The Delaware Chancery Court Cites Yours Truly

The Delaware Chancery Court recently issued Vice Chancellor Laster’s opinion in Akorn, Inc. v. Fresenius Kabi AG, C.A. No. 2018-0300-JTL (Del. Ch. 1 Oct. 2018) (PDF here). You can find plenty of information about this case elsewhere, including in this item on Reuters.

It will take some time to unpack what this opinion means for contract drafters.

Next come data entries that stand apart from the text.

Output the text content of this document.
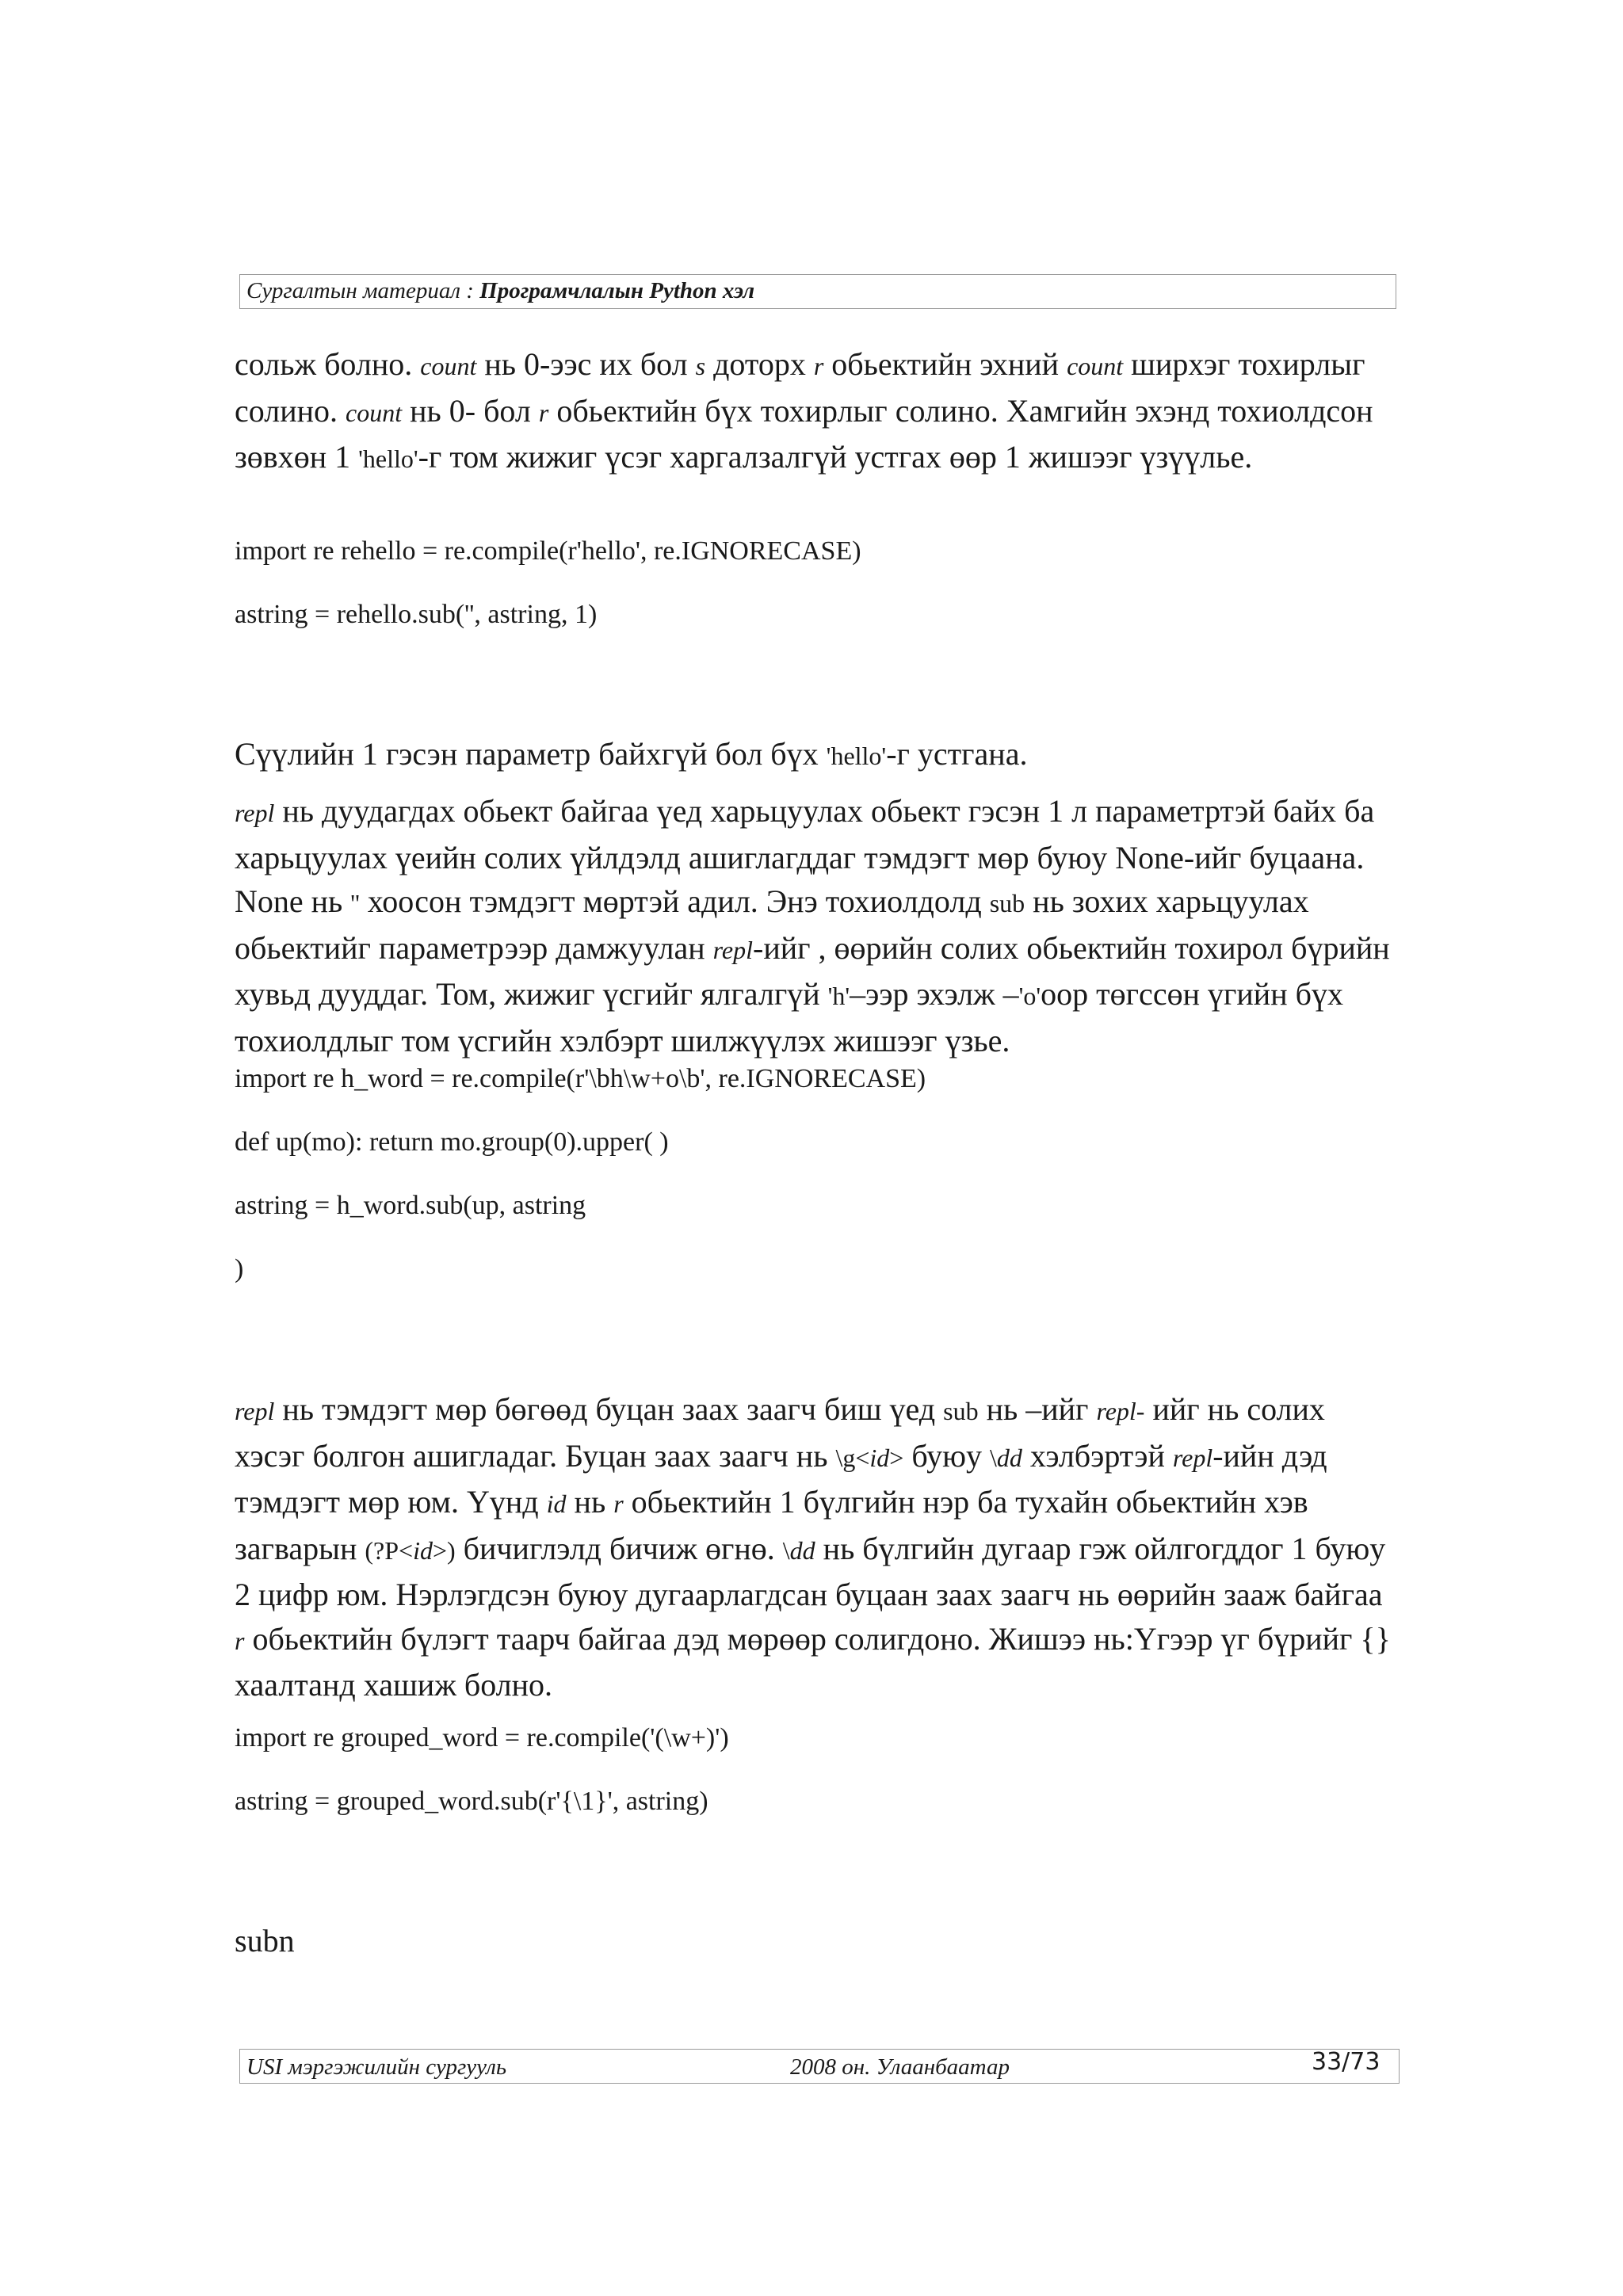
Сургалтын материал : Програмчлалын Python хэл

сольж болно. count нь 0-ээс их бол s доторх r обьектийн эхний count ширхэг тохирлыг солино. count нь 0- бол r обьектийн бүх тохирлыг солино. Хамгийн эхэнд тохиолдсон зөвхөн 1 'hello'-г том жижиг үсэг харгалзалгүй устгах өөр 1 жишээг үзүүлье.

import re rehello = re.compile(r'hello', re.IGNORECASE)

astring = rehello.sub('', astring, 1)

Сүүлийн 1 гэсэн параметр байхгүй бол бүх 'hello'-г устгана.

repl нь дуудагдах обьект байгаа үед харьцуулах обьект гэсэн 1 л параметртэй байх ба харьцуулах үеийн солих үйлдэлд ашиглагддаг тэмдэгт мөр буюу None-ийг буцаана. None нь '' хоосон тэмдэгт мөртэй адил. Энэ тохиолдолд sub нь зохих харьцуулах обьектийг параметрээр дамжуулан repl-ийг , өөрийн солих обьектийн тохирол бүрийн хувьд дууддаг. Том, жижиг үсгийг ялгалгүй 'h'–ээр эхэлж –'o'оор төгссөн үгийн бүх тохиолдлыг том үсгийн хэлбэрт шилжүүлэх жишээг үзье.

import re h_word = re.compile(r'\bh\w+o\b', re.IGNORECASE)

def up(mo): return mo.group(0).upper( )

astring = h_word.sub(up, astring

)

repl нь тэмдэгт мөр бөгөөд буцан заах заагч биш үед sub нь –ийг repl- ийг нь солих хэсэг болгон ашигладаг. Буцан заах заагч нь \g<id> буюу \dd хэлбэртэй repl-ийн дэд тэмдэгт мөр юм. Үүнд id нь r обьектийн 1 бүлгийн нэр ба тухайн обьектийн хэв загварын (?P<id>) бичиглэлд бичиж өгнө. \dd нь бүлгийн дугаар гэж ойлгогддог 1 буюу 2 цифр юм. Нэрлэгдсэн буюу дугаарлагдсан буцаан заах заагч нь өөрийн зааж байгаа r обьектийн бүлэгт таарч байгаа дэд мөрөөр солигдоно. Жишээ нь:Үгээр үг бүрийг {} хаалтанд хашиж болно.

import re grouped_word = re.compile('(\w+)')

astring = grouped_word.sub(r'{\1}', astring)

subn

USI мэргэжилийн сургууль	2008 он. Улаанбаатар	33/73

What caught my eye is that the court resisted, of course, the temptation to distinguish between different efforts provisions.

From a more crass perspective, I noticed that the Vice Chancellor cited the fourth edition of A Manual of Style for Contract Drafting eight times; cited seven times my article A Legal-Usage Analysis of “Material Adverse Change” Provisions, 10 Fordham J. Corp. & Fin. L. (2004) (PDF here); and cited my article Understanding “Best Efforts” And Its Variants (Including Drafting Recommendations), 50 Practical Lawyer, Aug. 2004, at 11 (PDF here).

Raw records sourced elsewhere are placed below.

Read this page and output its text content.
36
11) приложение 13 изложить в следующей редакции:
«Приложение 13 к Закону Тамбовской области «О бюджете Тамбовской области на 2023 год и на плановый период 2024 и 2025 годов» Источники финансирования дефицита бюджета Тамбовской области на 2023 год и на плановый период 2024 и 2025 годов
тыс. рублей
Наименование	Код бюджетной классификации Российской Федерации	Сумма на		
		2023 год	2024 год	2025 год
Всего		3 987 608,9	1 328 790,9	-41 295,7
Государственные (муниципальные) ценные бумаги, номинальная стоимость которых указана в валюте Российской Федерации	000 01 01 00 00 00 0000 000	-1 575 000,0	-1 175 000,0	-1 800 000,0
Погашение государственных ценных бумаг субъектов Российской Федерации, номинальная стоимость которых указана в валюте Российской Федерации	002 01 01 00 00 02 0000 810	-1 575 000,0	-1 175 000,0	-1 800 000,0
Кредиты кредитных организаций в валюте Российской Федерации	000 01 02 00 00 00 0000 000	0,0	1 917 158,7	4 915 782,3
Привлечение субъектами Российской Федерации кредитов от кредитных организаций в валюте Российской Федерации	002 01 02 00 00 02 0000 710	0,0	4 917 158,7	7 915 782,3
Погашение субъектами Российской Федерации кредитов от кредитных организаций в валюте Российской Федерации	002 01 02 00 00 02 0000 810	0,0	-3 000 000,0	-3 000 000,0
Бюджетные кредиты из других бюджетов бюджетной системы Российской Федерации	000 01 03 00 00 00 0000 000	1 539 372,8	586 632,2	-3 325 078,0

The court also noted that Lou R. Kling & Eileen T. Nugent, Negotiated Acquisitions of Companies, Subsidiaries and Divisions cites my MAC article “with approval.” That’s nice to know, as Kling & Nugent is the foundation for everything I write that relates to M&A.

Those two articles date from my prehistory. For the general reader, they’ve been superseded by MSCD. But they have the virtue of being readily accessible. And with its footnotes and level of detail, the MAC article is more akin to scholarship. To be honest, it’s been years since I’ve looked at that article. When I revisited, it, my thought was, as usual, Did I write that freaking thing?

About the author

Ken Adams is the leading authority on how to say clearly whatever you want to say in a contract. He’s author of A Manual of Style for Contract Drafting, and he offers online and in-person training around the world. He’s also chief content officer of LegalSifter, Inc., a company that combines artificial intelligence and expertise to assist with review of contracts.

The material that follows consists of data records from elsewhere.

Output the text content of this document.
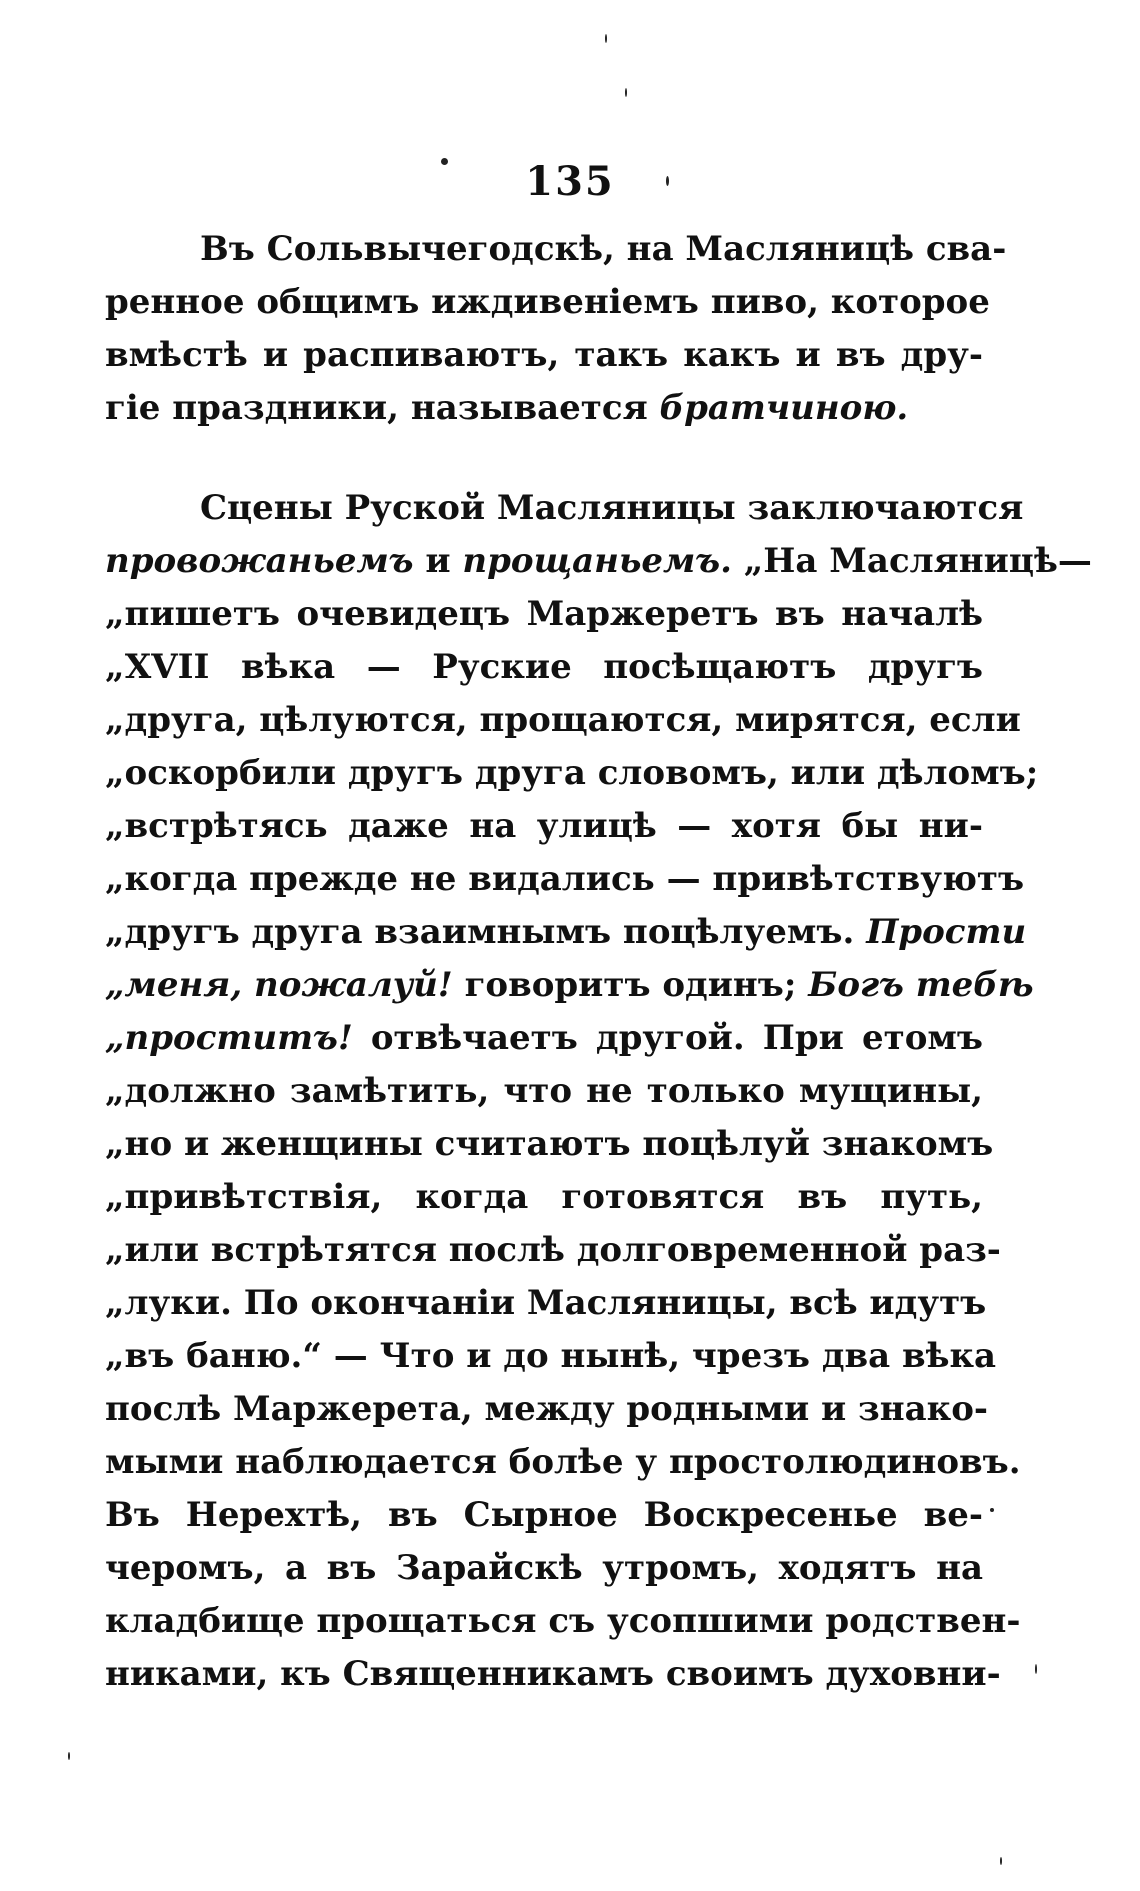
135
Въ Сольвычегодскѣ, на Масляницѣ сва-
ренное общимъ иждивеніемъ пиво, которое
вмѣстѣ и распиваютъ, такъ какъ и въ дру-
гіе праздники, называется братчиною.
Сцены Руской Масляницы заключаются
провожаньемъ и прощаньемъ. „На Масляницѣ—
„пишетъ очевидецъ Маржеретъ въ началѣ
„XVII вѣка — Руские посѣщаютъ другъ
„друга, цѣлуются, прощаются, мирятся, если
„оскорбили другъ друга словомъ, или дѣломъ;
„встрѣтясь даже на улицѣ — хотя бы ни-
„когда прежде не видались — привѣтствуютъ
„другъ друга взаимнымъ поцѣлуемъ. Прости
„меня, пожалуй! говоритъ одинъ; Богъ тебѣ
„проститъ! отвѣчаетъ другой. При етомъ
„должно замѣтить, что не только мущины,
„но и женщины считаютъ поцѣлуй знакомъ
„привѣтствія, когда готовятся въ путь,
„или встрѣтятся послѣ долговременной раз-
„луки. По окончаніи Масляницы, всѣ идутъ
„въ баню.“ — Что и до нынѣ, чрезъ два вѣка
послѣ Маржерета, между родными и знако-
мыми наблюдается болѣе у простолюдиновъ.
Въ Нерехтѣ, въ Сырное Воскресенье ве-
черомъ, а въ Зарайскѣ утромъ, ходятъ на
кладбище прощаться съ усопшими родствен-
никами, къ Священникамъ своимъ духовни-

2 thoughts on “The Delaware Chancery Court Cites Yours Truly”

  1. Since my exposure to the pharma industry is pretty tangential, I haven’t been following this dispute. It’s quite remarkable–the opinion, for all its 246 pages, is quite the page-turner and discloses a pretty sordid set of facts.

    My own particular drafting take-aways here include the uncredited (to you) observation you make in MSCD about the two-edged meaning of “execute,” which leads you to recommend always using “sign” to mean, well, sign (and “perform” to mean perform); and the discussion over how “material” in some contexts just means non-trivial (for which I believe you recommend using the phrase…wait for it…”non-trivial”).

    On a completely different and non-drafting point, I was slightly surprised the VC just breezed by the legal reason why a Delaware court is OK applying a choice-of-law clause stipulating Delaware law and venue when neither the parties nor the transaction have any relation to Delaware. Should at least have cited the statute, pro forma.